The need for correct weather and climatic information in order to make right agricultural decisions cannot be overemphasised, particularly when the planet's climate is becoming more capricious throwing the seasonal variations and meteorological trend into turbulence. So, a World Bank-funded project titled 'Agro-Meteorological Information Systems Development Project (AMISDP)' was undertaken to keep farmers abreast with the updated weather and climatic information. The system was supposed to provide with daily information on weather of previous three days and of the three days to follow.
No doubt, knowing about the weather vagaries beforehand ---even if it is a day, two or three days earlier ---can be of tremendous help to farmers in saving some of their produce or taking decisions on a host of farming issues to avoid losses. But still it is not enough for planning with cultivation of the right type or the alternative types of crops that can adapt to the extreme weather to follow within three to six months or even later.

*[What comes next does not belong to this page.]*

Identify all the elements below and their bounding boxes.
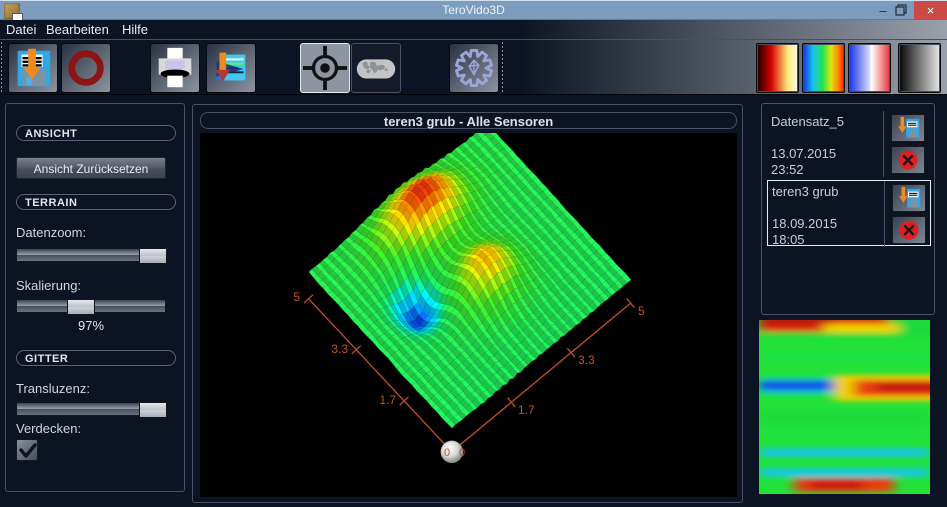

In this context, the Bangladesh Meteorological Department's (BMD's) shift to long-term weather forecast is likely to be helpful.
Implemented by the Department of Agriculture Extension (DAE), the AMISDP covered the country's unions. Agro-meteorological display boards were installed at all the union parishads in order to display weather information. Sub-assistant agriculture officers (SAAOs) were trained to do it in legible language for farmers with input from the BMD, the Bangladesh Water Development Board (BWDB) and research organisations such as the Bangladesh Agricultural Research Institute (BARI), Bangladesh Rice Research Institute (BRRI) Bangladesh Jute Research Institute (BJRI) and Bangladesh Sugarcrop Research Institute (BSRI).
Sadly, a report carried in a Bangla contemporary now holds that the project has fallen flat in large areas of northern districts. The agro-meteorological display board meant for showing rainfall, temperature, humidity, air flow, duration of daylight and forecast of storms in 10 information charts is either out of order or even missing from many union parishads. Rain gauges and solar panels have also been stolen from some of the union parishdas. What is particularly concerning is that the majority of farmers are not even aware of such a project. A few who had prior knowledge of the facility and those who were told of its benefits, lamented that no one cared to tell them about such a good government initiative. A few elderly people further added that they cultivate their lands on the basis of their innate observation of Nature and traditional knowledge.
In this context, it may be pertinent to note farmers' reliance till date on sayings of Khana, a soothsayer whose insight into weather-related farming was quite relevant until recently, for their cropping. Unfortunately, with increasing emphasis on cultivation of boro paddy and other high-yielding varieties of crops and fruits, Khana, much as she might have been wise, has become irrelevant. Even science is struggling to keep up with the extremes of today's weather. So, the AMISDP's role could be counted on most positively for better and higher production of crops, avoidance of losses leading to food security of the country.
The dismal picture of the AMISDP in the northern districts is a clear example of how a good initiative with immense prospect can be abused. How the project is faring in other parts of the country can present a complete picture of its impacts on crop production of the land. Different areas of the country have different types of soil structures and even varying weather conditions. Thus the meteorological bulletins produced and distributed for the 64 districts of the country twice a week focused on the special conditions and needs of each district. Then national bulletins are also issued once a week. The turbulent weather condition in the coastal regions is sure to be completely different from those prevailing in the north of the country.
Now if farmers were fed the bulletins regularly through the various means such as the Agriculture Information Service (AIS), community radio, digital display board, BAMIS portal, SMS and interactive voice response (IVR), the dissemination of information on and knowledge of agriculture would have scaled enviable heights among farmers. At a time when climate is in turmoil and there is a greater uncertainty and unpredictability over temperature, rainfall, storms, lightning, cyclones and floods, farmers need regular updating in order to plan with their cropping pattern, harvest, storage facilities and shift to alternative crops. In case of lightning tragedies can be averted. But it appears that the facility that reached at the union parishad level has been rendered non-functional.
But why? Who are to blame for this blunder? So far the DAE has been performing very well to the extent that it has under the guidance of BARI and BRRI catapulted the moribund agriculture system on to a most productive and efficient course of development. The country's land could not feed only 70 million people when it became independent but today it has to its credit the excellent record of feeding more than double that population size. What is more, farmers have been advised and guided to diversify vegetables and fruits with many of the exotic ones getting acclimatised with the environment here.
So, hopefully the AMISDP can still be revived with positive intervention by the ministry concerned. When the project has the potential to help farmers in a number of ways including in combating natural calamities, it must be injected fresh blood for its revival. In a way the survival and sustainability of the nation largely depend on the survival of farmers and their well-being.